A perspective on Black Hole Horizons from the Quantum Charged Particle

TL;DR

This paper explores a novel mathematical connection between black hole horizon stability and quantum charged particles, proposing a spectral analysis approach that could advance understanding of black hole physics.

Contribution

It introduces a new perspective linking black hole horizon stability to quantum spectral problems, including an analyticity conjecture and potential semiclassical methods.

Findings

Spectral properties of black hole horizons relate to quantum charged particle spectra.

Proposes an analyticity conjecture on spectral dependence on a complex parameter.

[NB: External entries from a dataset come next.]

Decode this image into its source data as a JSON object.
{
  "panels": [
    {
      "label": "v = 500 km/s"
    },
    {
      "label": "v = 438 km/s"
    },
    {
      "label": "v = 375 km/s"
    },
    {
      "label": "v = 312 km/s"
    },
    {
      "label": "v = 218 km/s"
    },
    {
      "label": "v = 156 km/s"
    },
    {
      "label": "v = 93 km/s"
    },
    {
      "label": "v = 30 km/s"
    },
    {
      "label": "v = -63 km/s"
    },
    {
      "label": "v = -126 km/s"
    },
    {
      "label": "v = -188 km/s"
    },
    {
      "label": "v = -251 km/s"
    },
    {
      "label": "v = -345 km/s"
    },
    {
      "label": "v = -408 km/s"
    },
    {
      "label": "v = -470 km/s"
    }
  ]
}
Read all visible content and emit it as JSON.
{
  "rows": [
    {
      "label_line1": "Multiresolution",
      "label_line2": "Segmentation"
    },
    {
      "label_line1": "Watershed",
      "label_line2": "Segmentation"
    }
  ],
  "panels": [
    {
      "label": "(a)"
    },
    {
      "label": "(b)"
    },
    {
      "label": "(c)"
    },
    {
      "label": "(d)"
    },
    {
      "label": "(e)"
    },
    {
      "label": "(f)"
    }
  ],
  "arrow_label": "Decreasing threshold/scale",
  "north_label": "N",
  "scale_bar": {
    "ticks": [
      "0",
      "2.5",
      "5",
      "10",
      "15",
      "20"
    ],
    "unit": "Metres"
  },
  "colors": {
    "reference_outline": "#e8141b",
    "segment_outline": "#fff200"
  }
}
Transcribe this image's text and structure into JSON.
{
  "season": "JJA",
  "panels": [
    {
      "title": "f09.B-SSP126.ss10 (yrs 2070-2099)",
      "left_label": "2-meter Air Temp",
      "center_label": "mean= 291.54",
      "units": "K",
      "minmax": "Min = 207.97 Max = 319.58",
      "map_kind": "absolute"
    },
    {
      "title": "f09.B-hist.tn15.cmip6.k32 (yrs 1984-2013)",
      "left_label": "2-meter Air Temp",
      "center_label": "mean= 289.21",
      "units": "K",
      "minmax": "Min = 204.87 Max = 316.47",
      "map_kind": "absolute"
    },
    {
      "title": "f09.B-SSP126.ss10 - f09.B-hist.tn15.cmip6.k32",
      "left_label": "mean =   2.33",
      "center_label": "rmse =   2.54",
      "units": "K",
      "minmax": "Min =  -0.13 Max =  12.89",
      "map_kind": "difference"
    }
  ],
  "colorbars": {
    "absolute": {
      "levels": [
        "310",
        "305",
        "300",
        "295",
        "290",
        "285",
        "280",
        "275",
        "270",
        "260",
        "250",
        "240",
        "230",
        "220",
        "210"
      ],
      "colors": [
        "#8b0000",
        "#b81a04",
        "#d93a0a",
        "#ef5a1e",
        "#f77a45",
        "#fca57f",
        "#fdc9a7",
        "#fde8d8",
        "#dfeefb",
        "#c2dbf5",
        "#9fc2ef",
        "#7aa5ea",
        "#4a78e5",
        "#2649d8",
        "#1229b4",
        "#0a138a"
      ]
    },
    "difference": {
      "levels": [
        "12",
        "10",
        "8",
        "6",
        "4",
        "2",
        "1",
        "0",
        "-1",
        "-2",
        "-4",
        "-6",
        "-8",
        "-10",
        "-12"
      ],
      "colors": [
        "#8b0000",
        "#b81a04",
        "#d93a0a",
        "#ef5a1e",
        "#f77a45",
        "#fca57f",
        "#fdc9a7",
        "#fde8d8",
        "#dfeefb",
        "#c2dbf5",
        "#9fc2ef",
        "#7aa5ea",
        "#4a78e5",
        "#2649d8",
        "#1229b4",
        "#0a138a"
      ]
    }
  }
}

Suggests new avenues for semiclassical and spinorial analysis of horizon stability.

Abstract

Black hole apparent horizons possess a natural notion of stability, whose spectral characterization can be related to the problem of the stationary quantum charged particle. Such mathematical relation leads to an "analyticity conjecture" on the dependence of the spectral properties on a complex "fine-structure-constant" parameter, that can reduce the study of the spectrum of the (non-selfadjoint) MOTS-stability operator to that of the (selfadjoint) Hamiltonian of the quantum charged particle. Moreover, this perspective might open an avenue to the spinorial treatment of apparent horizon (MOTS-)stability and to the introduction of semiclassical tools to explore some of the qualitative aspects of this black hole spectral problem.